# Check Cashing



## Lon (Sep 8, 2015)

*Check Cashing 
*I thought it was just New Zealanders that held on to checks for months before finally depositing or cashing them. I don't get it. You give me a check and I will get it cashed or deposited before the ink is dry. I wrote a check for $750 USD to a individual in June and this morning I see on the computer that my checking account was credited with $700 because the check was never cashed. The person that I wrote the check to is not a FAT CAT that doesn't need the $700. I called him thinking that he misplaced or lost the check and he said "no I just didn't get around to it". This has happened to me quite a few times in the past couple years when I am in New Zealand but now it seems to be happening here as well. Checks that aren't cashed is idle $$$$ not working or being productive. 
Do you hold on to checks for a long time


----------



## applecruncher (Sep 8, 2015)

Never. I rarely get a paper check anymore but last time I did I think it was a rebate for a small amount. Next time I went out I deposited it. I didn't want it laying around.

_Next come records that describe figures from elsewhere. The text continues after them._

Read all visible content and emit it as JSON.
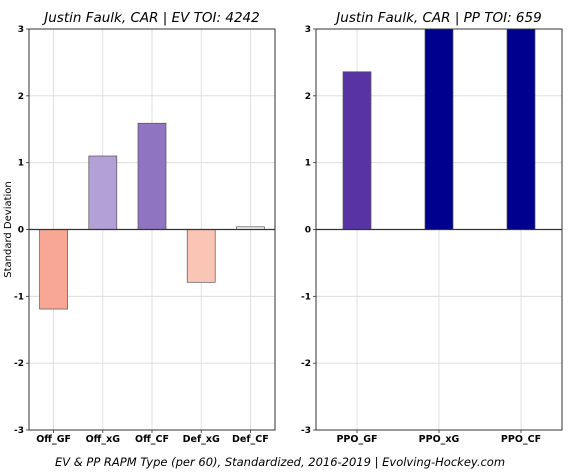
{
  "footer": "EV & PP RAPM Type (per 60), Standardized, 2016-2019    |    Evolving-Hockey.com",
  "chart_data": [
    {
      "type": "bar",
      "title": "Justin Faulk, CAR  |  EV TOI: 4242",
      "xlabel": "",
      "ylabel": "Standard Deviation",
      "ylim": [
        -3,
        3
      ],
      "yticks": [
        -3,
        -2,
        -1,
        0,
        1,
        2,
        3
      ],
      "grid": true,
      "categories": [
        "Off_GF",
        "Off_xG",
        "Off_CF",
        "Def_xG",
        "Def_CF"
      ],
      "values": [
        -1.19,
        1.1,
        1.59,
        -0.79,
        0.04
      ],
      "colors": [
        "#f8a795",
        "#b3a0d6",
        "#8f74c2",
        "#fbc5b5",
        "#f4f1f7"
      ]
    },
    {
      "type": "bar",
      "title": "Justin Faulk, CAR  |  PP TOI: 659",
      "xlabel": "",
      "ylabel": "",
      "ylim": [
        -3,
        3
      ],
      "yticks": [
        -3,
        -2,
        -1,
        0,
        1,
        2,
        3
      ],
      "grid": true,
      "categories": [
        "PPO_GF",
        "PPO_xG",
        "PPO_CF"
      ],
      "values": [
        2.36,
        3.0,
        3.0
      ],
      "colors": [
        "#5733a3",
        "#00008e",
        "#00008e"
      ]
    }
  ]
}
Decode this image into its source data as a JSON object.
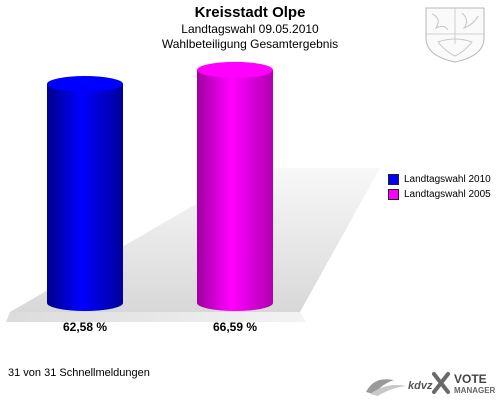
{
  "header": {
    "title": "Kreisstadt Olpe",
    "subtitle1": "Landtagswahl 09.05.2010",
    "subtitle2": "Wahlbeteiligung Gesamtergebnis"
  },
  "chart_data": {
    "type": "bar",
    "title": "Kreisstadt Olpe",
    "subtitle": "Landtagswahl 09.05.2010 Wahlbeteiligung Gesamtergebnis",
    "categories": [
      "Landtagswahl 2010",
      "Landtagswahl 2005"
    ],
    "values": [
      62.58,
      66.59
    ],
    "value_labels": [
      "62,58 %",
      "66,59 %"
    ],
    "colors": [
      "#0000ff",
      "#ff00ff"
    ],
    "ylim": [
      0,
      70
    ],
    "grid": false,
    "legend_position": "right"
  },
  "legend": {
    "items": [
      {
        "label": "Landtagswahl 2010",
        "color": "#0000ff"
      },
      {
        "label": "Landtagswahl 2005",
        "color": "#ff00ff"
      }
    ]
  },
  "footer": {
    "status": "31 von 31 Schnellmeldungen",
    "brand_left": "kdvz",
    "brand_right_1": "VOTE",
    "brand_right_2": "MANAGER"
  },
  "icons": {
    "crest": "coat-of-arms-icon",
    "brand": "votemanager-logo-icon"
  }
}
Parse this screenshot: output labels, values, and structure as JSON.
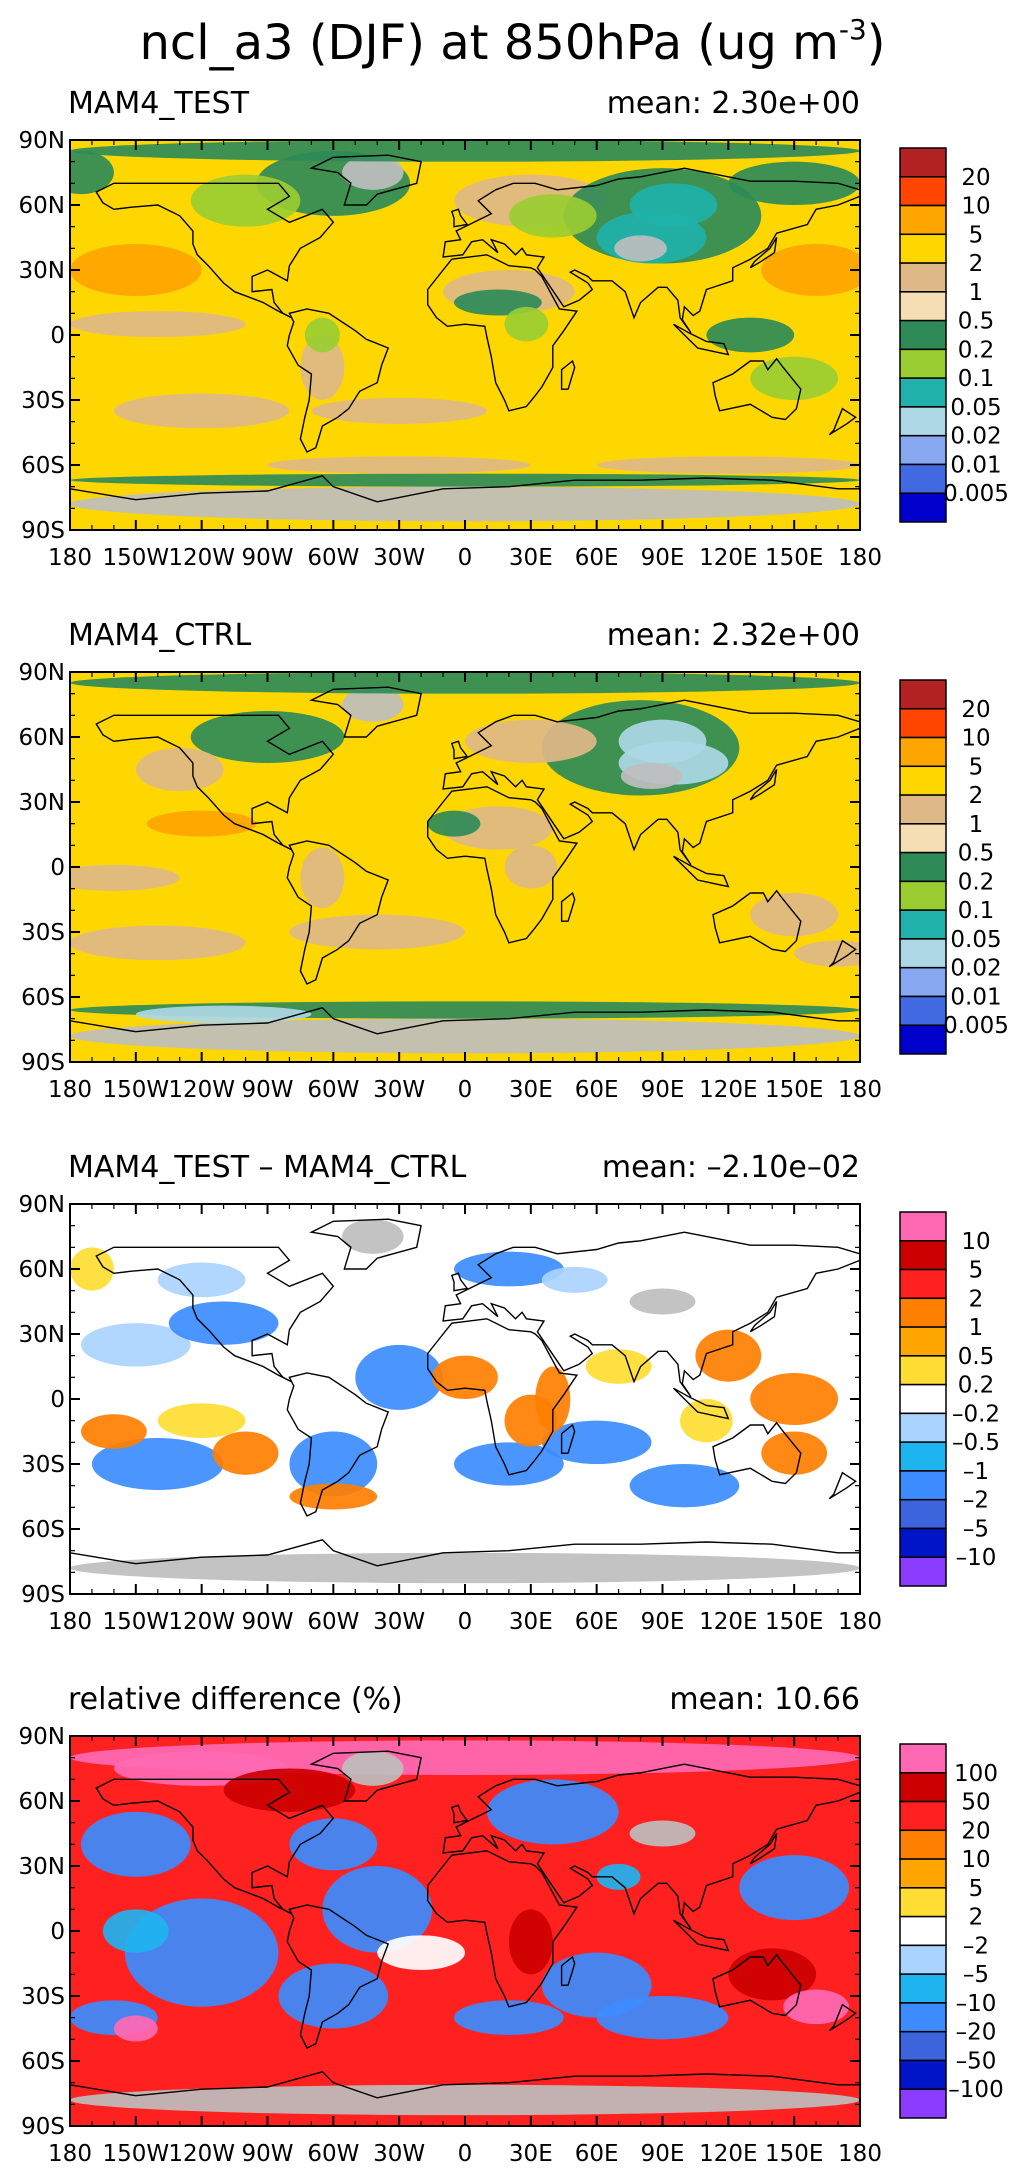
{
  "title": {
    "main": "ncl_a3 (DJF) at 850hPa (ug m",
    "superscript": "-3",
    "close": ")"
  },
  "chart_data": [
    {
      "type": "heatmap",
      "panel_label": "MAM4_TEST",
      "mean_text": "mean: 2.30e+00",
      "x_ticks": [
        "180",
        "150W",
        "120W",
        "90W",
        "60W",
        "30W",
        "0",
        "30E",
        "60E",
        "90E",
        "120E",
        "150E",
        "180"
      ],
      "y_ticks": [
        "90S",
        "60S",
        "30S",
        "0",
        "30N",
        "60N",
        "90N"
      ],
      "xlim": [
        -180,
        180
      ],
      "ylim": [
        -90,
        90
      ],
      "legend_labels": [
        "20",
        "10",
        "5",
        "2",
        "1",
        "0.5",
        "0.2",
        "0.1",
        "0.05",
        "0.02",
        "0.01",
        "0.005"
      ],
      "legend_colors": [
        "#b22222",
        "#ff4500",
        "#ffa500",
        "#ffd700",
        "#deb887",
        "#f5deb3",
        "#2e8b57",
        "#9acd32",
        "#20b2aa",
        "#add8e6",
        "#87a7f0",
        "#4169e1",
        "#0000cd"
      ]
    },
    {
      "type": "heatmap",
      "panel_label": "MAM4_CTRL",
      "mean_text": "mean: 2.32e+00",
      "x_ticks": [
        "180",
        "150W",
        "120W",
        "90W",
        "60W",
        "30W",
        "0",
        "30E",
        "60E",
        "90E",
        "120E",
        "150E",
        "180"
      ],
      "y_ticks": [
        "90S",
        "60S",
        "30S",
        "0",
        "30N",
        "60N",
        "90N"
      ],
      "xlim": [
        -180,
        180
      ],
      "ylim": [
        -90,
        90
      ],
      "legend_labels": [
        "20",
        "10",
        "5",
        "2",
        "1",
        "0.5",
        "0.2",
        "0.1",
        "0.05",
        "0.02",
        "0.01",
        "0.005"
      ],
      "legend_colors": [
        "#b22222",
        "#ff4500",
        "#ffa500",
        "#ffd700",
        "#deb887",
        "#f5deb3",
        "#2e8b57",
        "#9acd32",
        "#20b2aa",
        "#add8e6",
        "#87a7f0",
        "#4169e1",
        "#0000cd"
      ]
    },
    {
      "type": "heatmap",
      "panel_label": "MAM4_TEST – MAM4_CTRL",
      "mean_text": "mean: –2.10e–02",
      "x_ticks": [
        "180",
        "150W",
        "120W",
        "90W",
        "60W",
        "30W",
        "0",
        "30E",
        "60E",
        "90E",
        "120E",
        "150E",
        "180"
      ],
      "y_ticks": [
        "90S",
        "60S",
        "30S",
        "0",
        "30N",
        "60N",
        "90N"
      ],
      "xlim": [
        -180,
        180
      ],
      "ylim": [
        -90,
        90
      ],
      "legend_labels": [
        "10",
        "5",
        "2",
        "1",
        "0.5",
        "0.2",
        "–0.2",
        "–0.5",
        "–1",
        "–2",
        "–5",
        "–10"
      ],
      "legend_colors": [
        "#ff69b4",
        "#cc0000",
        "#ff2020",
        "#ff7f00",
        "#ffa500",
        "#ffdd33",
        "#ffffff",
        "#aad4ff",
        "#1eb4f0",
        "#3c8cff",
        "#3c64dc",
        "#0014c8",
        "#8c3cff"
      ]
    },
    {
      "type": "heatmap",
      "panel_label": "relative difference (%)",
      "mean_text": "mean: 10.66",
      "x_ticks": [
        "180",
        "150W",
        "120W",
        "90W",
        "60W",
        "30W",
        "0",
        "30E",
        "60E",
        "90E",
        "120E",
        "150E",
        "180"
      ],
      "y_ticks": [
        "90S",
        "60S",
        "30S",
        "0",
        "30N",
        "60N",
        "90N"
      ],
      "xlim": [
        -180,
        180
      ],
      "ylim": [
        -90,
        90
      ],
      "legend_labels": [
        "100",
        "50",
        "20",
        "10",
        "5",
        "2",
        "–2",
        "–5",
        "–10",
        "–20",
        "–50",
        "–100"
      ],
      "legend_colors": [
        "#ff69b4",
        "#cc0000",
        "#ff2020",
        "#ff7f00",
        "#ffa500",
        "#ffdd33",
        "#ffffff",
        "#aad4ff",
        "#1eb4f0",
        "#3c8cff",
        "#3c64dc",
        "#0014c8",
        "#8c3cff"
      ]
    }
  ],
  "background_colors": {
    "panel1": [
      "#ffd700",
      "#deb887",
      "#2e8b57",
      "#9acd32",
      "#bebebe",
      "#20b2aa",
      "#add8e6",
      "#ffa500"
    ],
    "panel2": [
      "#ffd700",
      "#deb887",
      "#2e8b57",
      "#9acd32",
      "#bebebe",
      "#add8e6",
      "#ffa500"
    ],
    "panel3": [
      "#ffffff",
      "#aad4ff",
      "#3c8cff",
      "#ffdd33",
      "#ff7f00",
      "#bebebe"
    ],
    "panel4": [
      "#ff2020",
      "#3c8cff",
      "#ff69b4",
      "#ffffff",
      "#bebebe",
      "#cc0000",
      "#1eb4f0"
    ]
  }
}
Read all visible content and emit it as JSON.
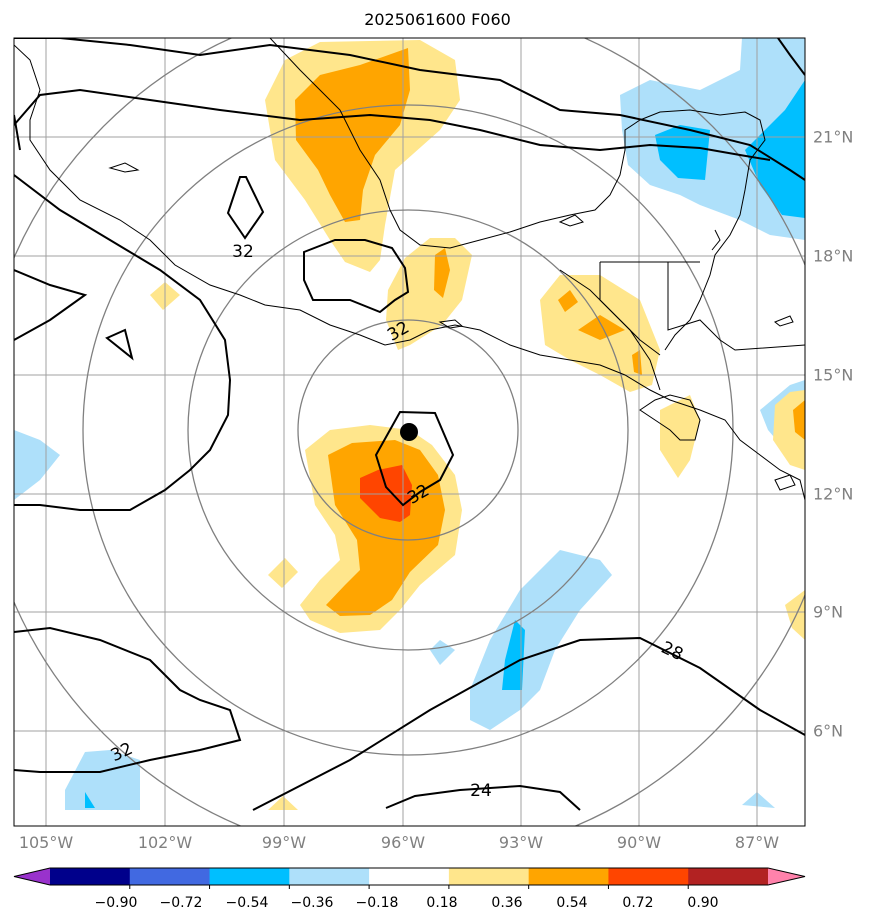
{
  "title": "2025061600 F060",
  "lon_labels": [
    "105°W",
    "102°W",
    "99°W",
    "96°W",
    "93°W",
    "90°W",
    "87°W"
  ],
  "lat_labels": [
    "21°N",
    "18°N",
    "15°N",
    "12°N",
    "9°N",
    "6°N"
  ],
  "colorbar": {
    "ticks": [
      "−0.90",
      "−0.72",
      "−0.54",
      "−0.36",
      "−0.18",
      "0.18",
      "0.36",
      "0.54",
      "0.72",
      "0.90"
    ],
    "colors": [
      "#9932cc",
      "#00008b",
      "#4169e1",
      "#00bfff",
      "#aee0fa",
      "#ffffff",
      "#ffe68c",
      "#ffa500",
      "#ff4500",
      "#b22222",
      "#ff82ab"
    ]
  },
  "contour_labels": [
    "32",
    "32",
    "32",
    "32",
    "28",
    "24"
  ],
  "storm_center": {
    "lon": -95.8,
    "lat": 13.6
  },
  "colors": {
    "light_yellow": "#ffe68c",
    "orange": "#ffa500",
    "red_orange": "#ff4500",
    "light_blue": "#aee0fa",
    "deep_sky_blue": "#00bfff",
    "grid_gray": "#808080"
  }
}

However, several years ago when my father's estate was being settled a paper check (from a company, not an individual) several years old was among the things found in his safe deposit box. :shrug: Odd because he was conscientious about his banking.


----------



## Manatee (Sep 8, 2015)

I find that checks written to private clubs often rot in somebody's desk drawer for a few months.


----------



## imp (Sep 8, 2015)

Seems fewer and fewer folks even use checks anymore, 'ceptin for yours truly! Time was, plastic used in a store took forever to authorize, today it's within seconds. I once had it out with our Executive Secretary at the Plant: she insisted no bank would honor a check drawn upon it, if the signature did not match their records! She would not listen to the logic that for a bank to signature-verify each and every personal check which came in would have required an absolute ARMY of employees!   imp


----------



## Ken N Tx (Sep 9, 2015)

If someone would not cash my check then it would be their loss...


----------